Granfelt's most active and recent band named Ben Granfelt Band was formed in 1993 and since then they have toured clubs and festivals in Finland, United Kingdom, Germany, United States, Austria, Switzerland and United Arab Emirates where they appeared at the Abu Dhabi and Dubai Jazz Festivals. Ben's latest album True Colors was released in 2020.

Ben Granfelt Band began working on their 11th album in February 2010 but Granfelt's family issues forced him to put both the album and the band on hiatus in June 2010. Soon after making this decision, Granfelt was asked to join Finnish rock band Los Bastardos Finlandeses. It did not take long for Granfelt to join Los Bastardos Finlandeses full-time and contribute to songwriting for their next album.
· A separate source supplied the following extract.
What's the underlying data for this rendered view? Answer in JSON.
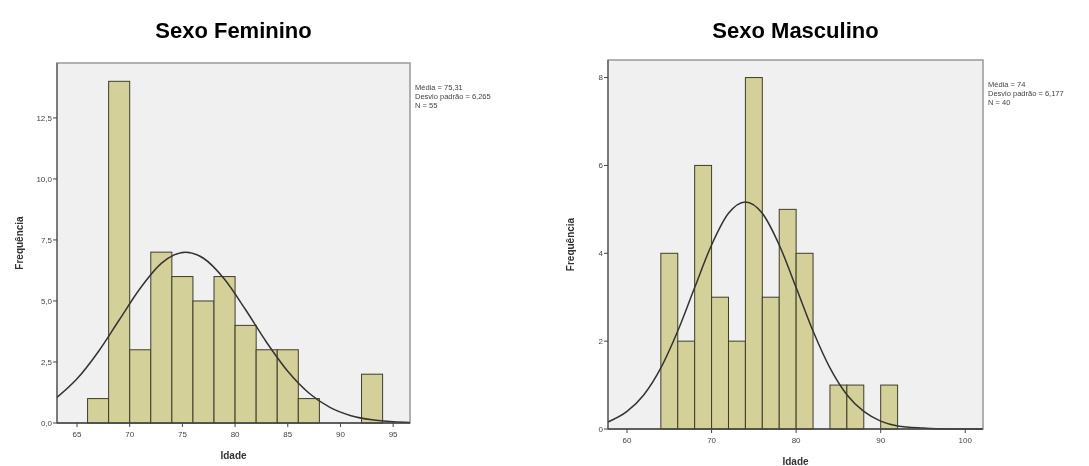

Granfelt left Los Bastardos in 2015 and has since then continued to release solo albums and is actively touring in Europe. He is also a member of the highly acclaimed Pink Floyd tribute band Drink Floyd. On the side of music he has also achieved nidan (二段:にだん) a second degree black belt in karate and is a 2 stripe black belt in Brazilian Jiu-Jitsu.

==Equipment==
Equipment as of 12/2009

- Guitars

- Fender −63 Strat Daphne Blue over sunburst
- Gibson – 59 Custom shop "Stripe" Les Paul
- Realguitars HSS Strat
- Fender – 73 Strat with a Floyd Rose tremolp system

Ben uses Bluguitar Amp1 mercury amps and Fatcab and Nanocab speakers. He has 2 main pedalboards, one stereo setup and one mono setup.

==Discography==

===Los Bastardos Finlandeses===
- Saved By Rock'n'Roll – 2011 100% Record Company
- Day Of The Dead – 2013 Ranka Kustannus
- BMF Ball – 2015 100% Record Company

===Ben Granfelt (Band)===
- The Truth – 1994 Megamania
- Radio Friendly – 1996 Megamania
- LIVE – 1997 Megamania
- E.G.O – 1999 Megamania
- All I Want to Be – 2001 Megamania
- The Past Experience – 2004 Megamania
- Live Experience – 2006 Bonnier/Amigo
- Sum of Memories – 2006 Bonnier/Amigo
- Notes from the Road – 2007 Bonnier/Amigo
- Kaleidoscope – 2009 Windseekers
- Melodic Relief – 2012 Sprucefield
- Handmade – 2014 Turenki Records
- Live – 20th Anniversary Tour – 2015 Rokarola Records
- Time Flies When You're Playing Guitar – 2016 Sprucefield
- Another Day – 2017 Tuohi Records
- My Soul To you – 2018 A1 Records
- My Soul LIVE to You – 2019 Sprucefield
- True Colours – 2020 A1 Records
- LIVE... Because we can – 2021 A1 Records
- Gratitude – 2023 Onstage Records
- It's Personal – 2025 A1 Records
===Gringos Locos===
- Gringos Locos – 1987 Mercury
- Punch Drunk – 1989 Atlantic
- Raw Deal – 1991 Fazer
- Second Coming of Age – 2009 Windseekers

===Wishbone Ash===
- Bona Fide, CD – 2002 Talking Elephant
- Live in London and Beyond, DVD – 2003 Classic Rock
- Phoenix Rising, DVD – 2004 Classic Rock

===Guitar Slingers===
- Guitar Slingers – 1994 Sony
- Song and Dance – 1996 Sony
- That Little Something – 1998 Guitar Slinger Records
- Guitar Slingers (Double-CD) – 1998 RAWK Records

===Leningrad Cowboys===
- We Cum From Brooklyn – 1992 BMG
- Total Balalaika Show - Helsinki Concert – 1993 BMG
- Live in Prowinzz – 1993 BMG
- Happy Together – 1994 BMG
- Go Space – 1996 BMG

==Filmography==

- Leningrad Cowboys Meet Moses (1994) film directed by Aki Kaurismäki.
- Total Balalaika Show (1994) documentary directed by Aki Kaurismäki.